Inextricably linked by blood, all they have is each other.
Kathryn O'Reilly's second play published by Nick Hern Books is a stark, bold, powerful and poetic drama looking at the effects on adult life of childhood trauma and the cycles of drug abuse.
Trigger warnings: Features strong language and scenes of an upsetting nature
James HeraclesPerformance date: Friday 22 November 2019
Poisoned Polluted is a new one act play performed in the cosy space of the Old Red Lion's upstairs theatre.
We meet two sisters who flit backwards and forwards between present and past, remembering and reliving previous joys and horrors and struggling to keep the legacy of a drug addicted mother and an abusive father from polluting their lives.

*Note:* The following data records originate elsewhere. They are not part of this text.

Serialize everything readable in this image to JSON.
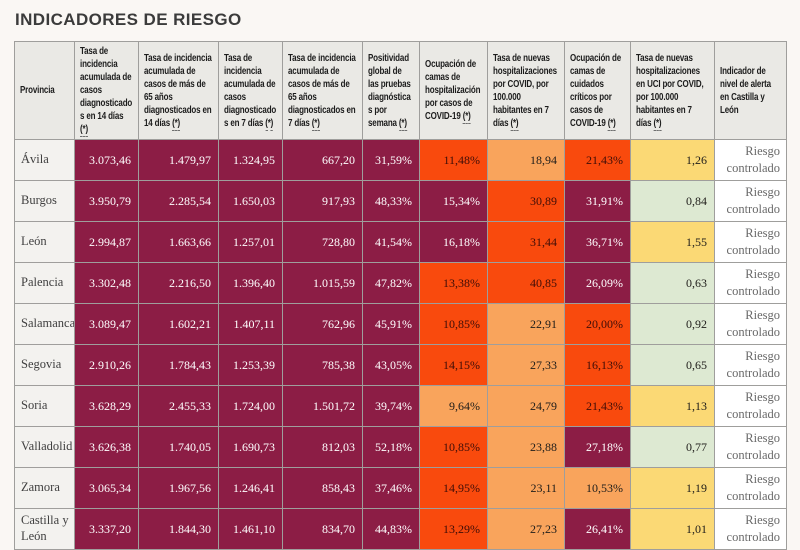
{
  "page": {
    "title": "INDICADORES DE RIESGO"
  },
  "colors": {
    "level_maroon": "#8c1d45",
    "level_red": "#f94a0d",
    "level_orange": "#f9a45c",
    "level_yellow": "#fbd975",
    "level_green": "#dde9d2",
    "header_bg": "#eae9e5",
    "province_bg": "#f3f2ef",
    "page_bg": "#faf7f4",
    "border": "#9f9e9c",
    "maroon_text": "#ffffff",
    "title_text": "#3b3b3b"
  },
  "table": {
    "columns": [
      {
        "label": "Provincia",
        "mark": ""
      },
      {
        "label": "Tasa de incidencia acumulada de casos diagnosticados en 14 días",
        "mark": "(*)"
      },
      {
        "label": "Tasa de incidencia acumulada de casos de más de 65 años diagnosticados en 14 días",
        "mark": "(*)"
      },
      {
        "label": "Tasa de incidencia acumulada de casos diagnosticados en 7 días",
        "mark": "(*)"
      },
      {
        "label": "Tasa de incidencia acumulada de casos de más de 65 años diagnosticados en 7 días",
        "mark": "(*)"
      },
      {
        "label": "Positividad global de las pruebas diagnósticas por semana",
        "mark": "(*)"
      },
      {
        "label": "Ocupación de camas de hospitalización por casos de COVID-19",
        "mark": "(*)"
      },
      {
        "label": "Tasa de nuevas hospitalizaciones por COVID, por 100.000 habitantes en 7 días",
        "mark": "(*)"
      },
      {
        "label": "Ocupación de camas de cuidados críticos por casos de COVID-19",
        "mark": "(*)"
      },
      {
        "label": "Tasa de nuevas hospitalizaciones en UCI por COVID, por 100.000 habitantes en 7 días",
        "mark": "(*)"
      },
      {
        "label": "Indicador de nivel de alerta en Castilla y León",
        "mark": ""
      }
    ],
    "rows": [
      {
        "province": "Ávila",
        "cells": [
          {
            "text": "3.073,46",
            "level": "maroon"
          },
          {
            "text": "1.479,97",
            "level": "maroon"
          },
          {
            "text": "1.324,95",
            "level": "maroon"
          },
          {
            "text": "667,20",
            "level": "maroon"
          },
          {
            "text": "31,59%",
            "level": "maroon"
          },
          {
            "text": "11,48%",
            "level": "red"
          },
          {
            "text": "18,94",
            "level": "orange"
          },
          {
            "text": "21,43%",
            "level": "red"
          },
          {
            "text": "1,26",
            "level": "yellow"
          }
        ],
        "alert": "Riesgo controlado"
      },
      {
        "province": "Burgos",
        "cells": [
          {
            "text": "3.950,79",
            "level": "maroon"
          },
          {
            "text": "2.285,54",
            "level": "maroon"
          },
          {
            "text": "1.650,03",
            "level": "maroon"
          },
          {
            "text": "917,93",
            "level": "maroon"
          },
          {
            "text": "48,33%",
            "level": "maroon"
          },
          {
            "text": "15,34%",
            "level": "maroon"
          },
          {
            "text": "30,89",
            "level": "red"
          },
          {
            "text": "31,91%",
            "level": "maroon"
          },
          {
            "text": "0,84",
            "level": "green"
          }
        ],
        "alert": "Riesgo controlado"
      },
      {
        "province": "León",
        "cells": [
          {
            "text": "2.994,87",
            "level": "maroon"
          },
          {
            "text": "1.663,66",
            "level": "maroon"
          },
          {
            "text": "1.257,01",
            "level": "maroon"
          },
          {
            "text": "728,80",
            "level": "maroon"
          },
          {
            "text": "41,54%",
            "level": "maroon"
          },
          {
            "text": "16,18%",
            "level": "maroon"
          },
          {
            "text": "31,44",
            "level": "red"
          },
          {
            "text": "36,71%",
            "level": "maroon"
          },
          {
            "text": "1,55",
            "level": "yellow"
          }
        ],
        "alert": "Riesgo controlado"
      },
      {
        "province": "Palencia",
        "cells": [
          {
            "text": "3.302,48",
            "level": "maroon"
          },
          {
            "text": "2.216,50",
            "level": "maroon"
          },
          {
            "text": "1.396,40",
            "level": "maroon"
          },
          {
            "text": "1.015,59",
            "level": "maroon"
          },
          {
            "text": "47,82%",
            "level": "maroon"
          },
          {
            "text": "13,38%",
            "level": "red"
          },
          {
            "text": "40,85",
            "level": "red"
          },
          {
            "text": "26,09%",
            "level": "maroon"
          },
          {
            "text": "0,63",
            "level": "green"
          }
        ],
        "alert": "Riesgo controlado"
      },
      {
        "province": "Salamanca",
        "cells": [
          {
            "text": "3.089,47",
            "level": "maroon"
          },
          {
            "text": "1.602,21",
            "level": "maroon"
          },
          {
            "text": "1.407,11",
            "level": "maroon"
          },
          {
            "text": "762,96",
            "level": "maroon"
          },
          {
            "text": "45,91%",
            "level": "maroon"
          },
          {
            "text": "10,85%",
            "level": "red"
          },
          {
            "text": "22,91",
            "level": "orange"
          },
          {
            "text": "20,00%",
            "level": "red"
          },
          {
            "text": "0,92",
            "level": "green"
          }
        ],
        "alert": "Riesgo controlado"
      },
      {
        "province": "Segovia",
        "cells": [
          {
            "text": "2.910,26",
            "level": "maroon"
          },
          {
            "text": "1.784,43",
            "level": "maroon"
          },
          {
            "text": "1.253,39",
            "level": "maroon"
          },
          {
            "text": "785,38",
            "level": "maroon"
          },
          {
            "text": "43,05%",
            "level": "maroon"
          },
          {
            "text": "14,15%",
            "level": "red"
          },
          {
            "text": "27,33",
            "level": "orange"
          },
          {
            "text": "16,13%",
            "level": "red"
          },
          {
            "text": "0,65",
            "level": "green"
          }
        ],
        "alert": "Riesgo controlado"
      },
      {
        "province": "Soria",
        "cells": [
          {
            "text": "3.628,29",
            "level": "maroon"
          },
          {
            "text": "2.455,33",
            "level": "maroon"
          },
          {
            "text": "1.724,00",
            "level": "maroon"
          },
          {
            "text": "1.501,72",
            "level": "maroon"
          },
          {
            "text": "39,74%",
            "level": "maroon"
          },
          {
            "text": "9,64%",
            "level": "orange"
          },
          {
            "text": "24,79",
            "level": "orange"
          },
          {
            "text": "21,43%",
            "level": "red"
          },
          {
            "text": "1,13",
            "level": "yellow"
          }
        ],
        "alert": "Riesgo controlado"
      },
      {
        "province": "Valladolid",
        "cells": [
          {
            "text": "3.626,38",
            "level": "maroon"
          },
          {
            "text": "1.740,05",
            "level": "maroon"
          },
          {
            "text": "1.690,73",
            "level": "maroon"
          },
          {
            "text": "812,03",
            "level": "maroon"
          },
          {
            "text": "52,18%",
            "level": "maroon"
          },
          {
            "text": "10,85%",
            "level": "red"
          },
          {
            "text": "23,88",
            "level": "orange"
          },
          {
            "text": "27,18%",
            "level": "maroon"
          },
          {
            "text": "0,77",
            "level": "green"
          }
        ],
        "alert": "Riesgo controlado"
      },
      {
        "province": "Zamora",
        "cells": [
          {
            "text": "3.065,34",
            "level": "maroon"
          },
          {
            "text": "1.967,56",
            "level": "maroon"
          },
          {
            "text": "1.246,41",
            "level": "maroon"
          },
          {
            "text": "858,43",
            "level": "maroon"
          },
          {
            "text": "37,46%",
            "level": "maroon"
          },
          {
            "text": "14,95%",
            "level": "red"
          },
          {
            "text": "23,11",
            "level": "orange"
          },
          {
            "text": "10,53%",
            "level": "orange"
          },
          {
            "text": "1,19",
            "level": "yellow"
          }
        ],
        "alert": "Riesgo controlado"
      },
      {
        "province": "Castilla y León",
        "cells": [
          {
            "text": "3.337,20",
            "level": "maroon"
          },
          {
            "text": "1.844,30",
            "level": "maroon"
          },
          {
            "text": "1.461,10",
            "level": "maroon"
          },
          {
            "text": "834,70",
            "level": "maroon"
          },
          {
            "text": "44,83%",
            "level": "maroon"
          },
          {
            "text": "13,29%",
            "level": "red"
          },
          {
            "text": "27,23",
            "level": "orange"
          },
          {
            "text": "26,41%",
            "level": "maroon"
          },
          {
            "text": "1,01",
            "level": "yellow"
          }
        ],
        "alert": "Riesgo controlado"
      }
    ]
  },
  "chart_data": {
    "type": "table",
    "title": "INDICADORES DE RIESGO",
    "columns": [
      "Provincia",
      "Tasa de incidencia acumulada de casos diagnosticados en 14 días (*)",
      "Tasa de incidencia acumulada de casos de más de 65 años diagnosticados en 14 días (*)",
      "Tasa de incidencia acumulada de casos diagnosticados en 7 días (*)",
      "Tasa de incidencia acumulada de casos de más de 65 años diagnosticados en 7 días (*)",
      "Positividad global de las pruebas diagnósticas por semana (*)",
      "Ocupación de camas de hospitalización por casos de COVID-19 (*)",
      "Tasa de nuevas hospitalizaciones por COVID, por 100.000 habitantes en 7 días (*)",
      "Ocupación de camas de cuidados críticos por casos de COVID-19 (*)",
      "Tasa de nuevas hospitalizaciones en UCI por COVID, por 100.000 habitantes en 7 días (*)",
      "Indicador de nivel de alerta en Castilla y León"
    ],
    "rows": [
      [
        "Ávila",
        "3.073,46",
        "1.479,97",
        "1.324,95",
        "667,20",
        "31,59%",
        "11,48%",
        "18,94",
        "21,43%",
        "1,26",
        "Riesgo controlado"
      ],
      [
        "Burgos",
        "3.950,79",
        "2.285,54",
        "1.650,03",
        "917,93",
        "48,33%",
        "15,34%",
        "30,89",
        "31,91%",
        "0,84",
        "Riesgo controlado"
      ],
      [
        "León",
        "2.994,87",
        "1.663,66",
        "1.257,01",
        "728,80",
        "41,54%",
        "16,18%",
        "31,44",
        "36,71%",
        "1,55",
        "Riesgo controlado"
      ],
      [
        "Palencia",
        "3.302,48",
        "2.216,50",
        "1.396,40",
        "1.015,59",
        "47,82%",
        "13,38%",
        "40,85",
        "26,09%",
        "0,63",
        "Riesgo controlado"
      ],
      [
        "Salamanca",
        "3.089,47",
        "1.602,21",
        "1.407,11",
        "762,96",
        "45,91%",
        "10,85%",
        "22,91",
        "20,00%",
        "0,92",
        "Riesgo controlado"
      ],
      [
        "Segovia",
        "2.910,26",
        "1.784,43",
        "1.253,39",
        "785,38",
        "43,05%",
        "14,15%",
        "27,33",
        "16,13%",
        "0,65",
        "Riesgo controlado"
      ],
      [
        "Soria",
        "3.628,29",
        "2.455,33",
        "1.724,00",
        "1.501,72",
        "39,74%",
        "9,64%",
        "24,79",
        "21,43%",
        "1,13",
        "Riesgo controlado"
      ],
      [
        "Valladolid",
        "3.626,38",
        "1.740,05",
        "1.690,73",
        "812,03",
        "52,18%",
        "10,85%",
        "23,88",
        "27,18%",
        "0,77",
        "Riesgo controlado"
      ],
      [
        "Zamora",
        "3.065,34",
        "1.967,56",
        "1.246,41",
        "858,43",
        "37,46%",
        "14,95%",
        "23,11",
        "10,53%",
        "1,19",
        "Riesgo controlado"
      ],
      [
        "Castilla y León",
        "3.337,20",
        "1.844,30",
        "1.461,10",
        "834,70",
        "44,83%",
        "13,29%",
        "27,23",
        "26,41%",
        "1,01",
        "Riesgo controlado"
      ]
    ],
    "cell_color_levels": {
      "maroon": "#8c1d45",
      "red": "#f94a0d",
      "orange": "#f9a45c",
      "yellow": "#fbd975",
      "green": "#dde9d2"
    },
    "notes": "Heatmap-styled risk table; first five value columns are all maroon (highest risk band); last column is alert level on white."
  }
}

Kathryn O' Reilly plays the older sister burdened with her memories and her need to protect her younger sister.
Anna Doolan, plays the sister and her struggle to support her sibling to get off drugs.
Their memories are ambivalent and constantly being renegotiated.
This is a powerful play that takes the audience on a rollercoaster ride through the push and pull, hopes and losses and realities of a life of addiction and it's devastating impact on family members.
Ms O'Reilly plays two superb silent scenes where clever movement direction (from Sophie Shaw) conveys first the highs of heroin and then withdrawal.
The dialogue is quick fire and oscillates between hope and playfulness to distress, anger and despair.
Ms Doolan engages the audience bringing them into the narrative whether it be in a dingy flat or in the local park, which is conveyed by a clever set (by Mayo Trikerioti) that shows the fragmented memories through peeling pictures of trees on A4 paper.
Ms Doolan does some wonderful emotional acrobatics flitting from joy to anxiety and from childhood to adulthood.
Kathryn O'Reilly's acting brings intensity and Ms Doolan has a versatility that suggests she is going places!
Ultimately this is a play that strips away any illusion of glamour associated with addiction, and it shines a bright light on the transgenerational family impact of abuse and addiction.
Definitely a must see play for anyone studying these things.
This is a one act play so plenty of time afterwards for a drink and have a hearty discussion about the issues.